See You Tomorrow at the Food Court
2 copines au caractère totalement différent qui se retrouve dans une aire de restauration (souvent un fast-food) pour parler de ce qui les préoccupe, des sujets de la vies ainsi que de tout et de rien. J’ai été un peu surpris en voyant que la série avait déjà droit à un animé alors que le manga n’as que 2 tomes, mais de ce que j’ai compris le tome 1 représentes la première saison, ce qui explique qu’on est un animé de 6 épisodes.
Sinon on suit surtout les personnages de Wada et Yamamoto, quelques connaissances à eux vont parfois s’incruster dans une petite scène, mais ça reste assez rare et concentrer sur 2-3 personnages. Même si on prend plaisir à découvrir le caractère de nos 2 héroïnes et de suivre leur discussion, je trouve qu’on rentre rapidement dans un cadre répétitif et qui se réinvente peu pour surprendre le spectateur, on commence à anticiper les réactions de Wada qui nous tape rapidement sur le système.
En bref le concept est sympa mais à du mal à ne pas être répétitif sur la durée.

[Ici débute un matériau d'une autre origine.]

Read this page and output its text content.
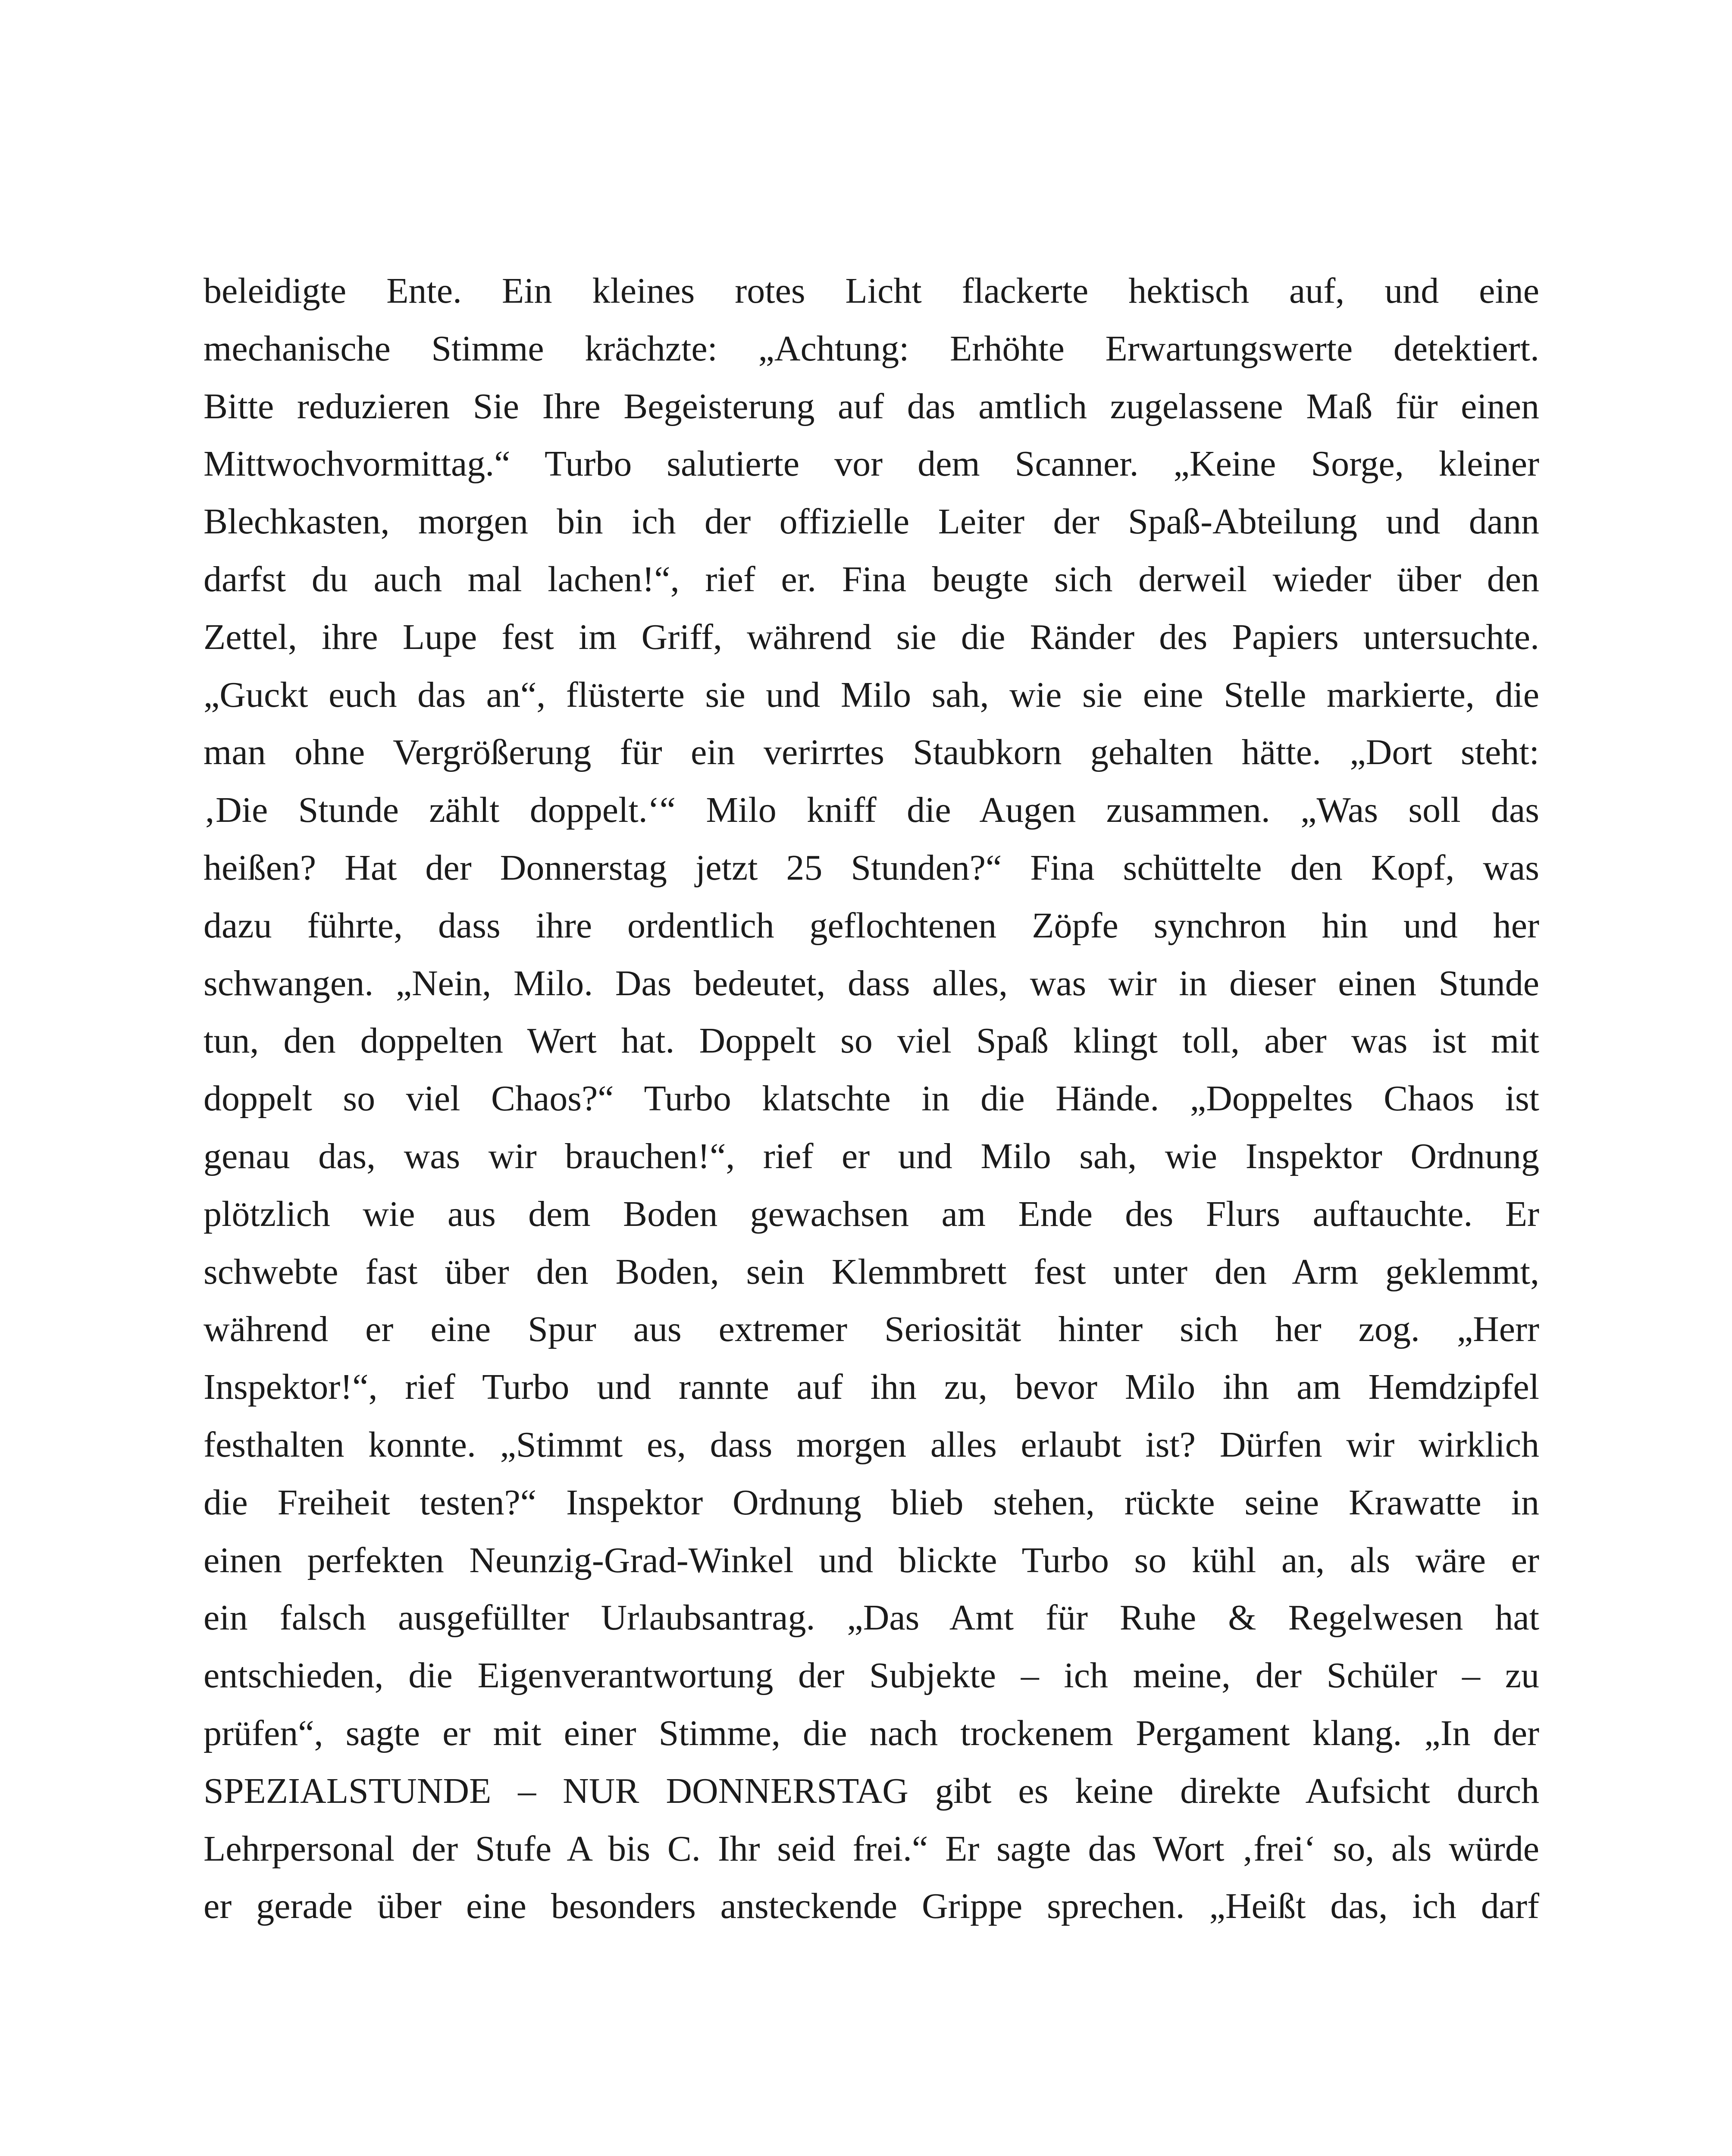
beleidigte Ente. Ein kleines rotes Licht flackerte hektisch auf, und eine
mechanische Stimme krächzte: „Achtung: Erhöhte Erwartungswerte detektiert.
Bitte reduzieren Sie Ihre Begeisterung auf das amtlich zugelassene Maß für einen
Mittwochvormittag.“ Turbo salutierte vor dem Scanner. „Keine Sorge, kleiner
Blechkasten, morgen bin ich der offizielle Leiter der Spaß-Abteilung und dann
darfst du auch mal lachen!“, rief er. Fina beugte sich derweil wieder über den
Zettel, ihre Lupe fest im Griff, während sie die Ränder des Papiers untersuchte.
„Guckt euch das an“, flüsterte sie und Milo sah, wie sie eine Stelle markierte, die
man ohne Vergrößerung für ein verirrtes Staubkorn gehalten hätte. „Dort steht:
‚Die Stunde zählt doppelt.‘“ Milo kniff die Augen zusammen. „Was soll das
heißen? Hat der Donnerstag jetzt 25 Stunden?“ Fina schüttelte den Kopf, was
dazu führte, dass ihre ordentlich geflochtenen Zöpfe synchron hin und her
schwangen. „Nein, Milo. Das bedeutet, dass alles, was wir in dieser einen Stunde
tun, den doppelten Wert hat. Doppelt so viel Spaß klingt toll, aber was ist mit
doppelt so viel Chaos?“ Turbo klatschte in die Hände. „Doppeltes Chaos ist
genau das, was wir brauchen!“, rief er und Milo sah, wie Inspektor Ordnung
plötzlich wie aus dem Boden gewachsen am Ende des Flurs auftauchte. Er
schwebte fast über den Boden, sein Klemmbrett fest unter den Arm geklemmt,
während er eine Spur aus extremer Seriosität hinter sich her zog. „Herr
Inspektor!“, rief Turbo und rannte auf ihn zu, bevor Milo ihn am Hemdzipfel
festhalten konnte. „Stimmt es, dass morgen alles erlaubt ist? Dürfen wir wirklich
die Freiheit testen?“ Inspektor Ordnung blieb stehen, rückte seine Krawatte in
einen perfekten Neunzig-Grad-Winkel und blickte Turbo so kühl an, als wäre er
ein falsch ausgefüllter Urlaubsantrag. „Das Amt für Ruhe & Regelwesen hat
entschieden, die Eigenverantwortung der Subjekte – ich meine, der Schüler – zu
prüfen“, sagte er mit einer Stimme, die nach trockenem Pergament klang. „In der
SPEZIALSTUNDE – NUR DONNERSTAG gibt es keine direkte Aufsicht durch
Lehrpersonal der Stufe A bis C. Ihr seid frei.“ Er sagte das Wort ‚frei‘ so, als würde
er gerade über eine besonders ansteckende Grippe sprechen. „Heißt das, ich darf
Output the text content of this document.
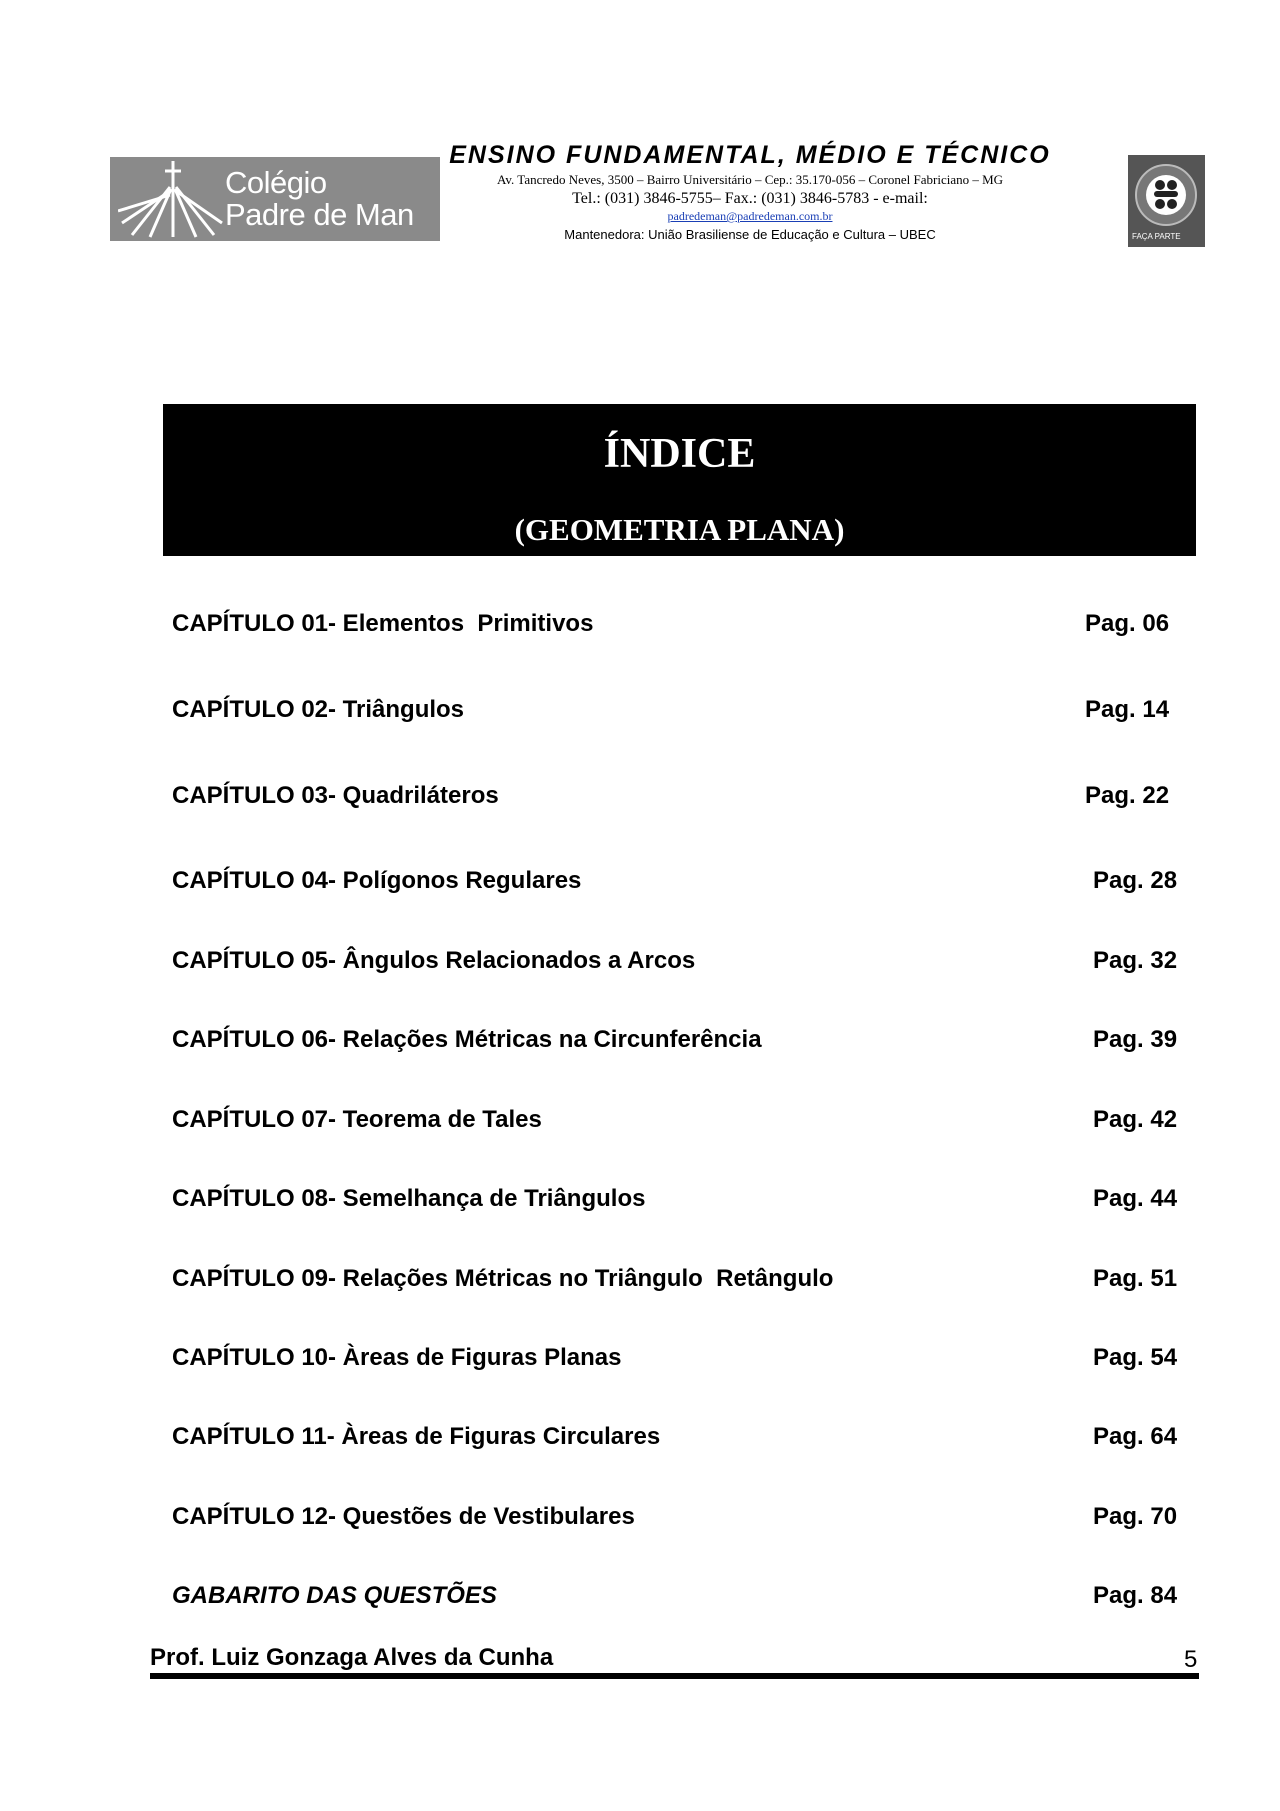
Colégio
Padre de Man
ENSINO FUNDAMENTAL, MÉDIO E TÉCNICO
Av. Tancredo Neves, 3500 – Bairro Universitário – Cep.: 35.170-056 – Coronel Fabriciano – MG
Tel.: (031) 3846-5755– Fax.: (031) 3846-5783 - e-mail:
padredeman@padredeman.com.br
Mantenedora: União Brasiliense de Educação e Cultura – UBEC	FAÇA PARTE
ÍNDICE
(GEOMETRIA PLANA)
CAPÍTULO 01- Elementos  Primitivos	Pag. 06
CAPÍTULO 02- Triângulos	Pag. 14
CAPÍTULO 03- Quadriláteros	Pag. 22
CAPÍTULO 04- Polígonos Regulares	Pag. 28
CAPÍTULO 05- Ângulos Relacionados a Arcos	Pag. 32
CAPÍTULO 06- Relações Métricas na Circunferência	Pag. 39
CAPÍTULO 07- Teorema de Tales	Pag. 42
CAPÍTULO 08- Semelhança de Triângulos	Pag. 44
CAPÍTULO 09- Relações Métricas no Triângulo  Retângulo	Pag. 51
CAPÍTULO 10- Àreas de Figuras Planas	Pag. 54
CAPÍTULO 11- Àreas de Figuras Circulares	Pag. 64
CAPÍTULO 12- Questões de Vestibulares	Pag. 70
GABARITO DAS QUESTÕES	Pag. 84
Prof. Luiz Gonzaga Alves da Cunha	5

Synopsis : Wada et Yamamoto sont deux adolescentes si différentes que leurs camarades de classe les imaginerait mal être amies… et pourtant ! Yamamoto la solitaire et Wada la calme se retrouvent chaque jour pour échanger sur leurs passions et leurs différences.
Pokémon XYZ
Suite de la saison XY, maintenant que Sacha à 7 badges il est temps pour lui de faire route vers son 8ème, ainsi qu’à Séréna de récupérer les dernières clés qu’il lui manque et de participer au festival de la princesse. Mais la saison sera surtout l’amorce d’une grosse partie du scénario de la région avec l’introduction de la team Flare et de Zygarde, ce dernier qui restera au côté de nos héros sous la forme d’une cellule durant toute la saison.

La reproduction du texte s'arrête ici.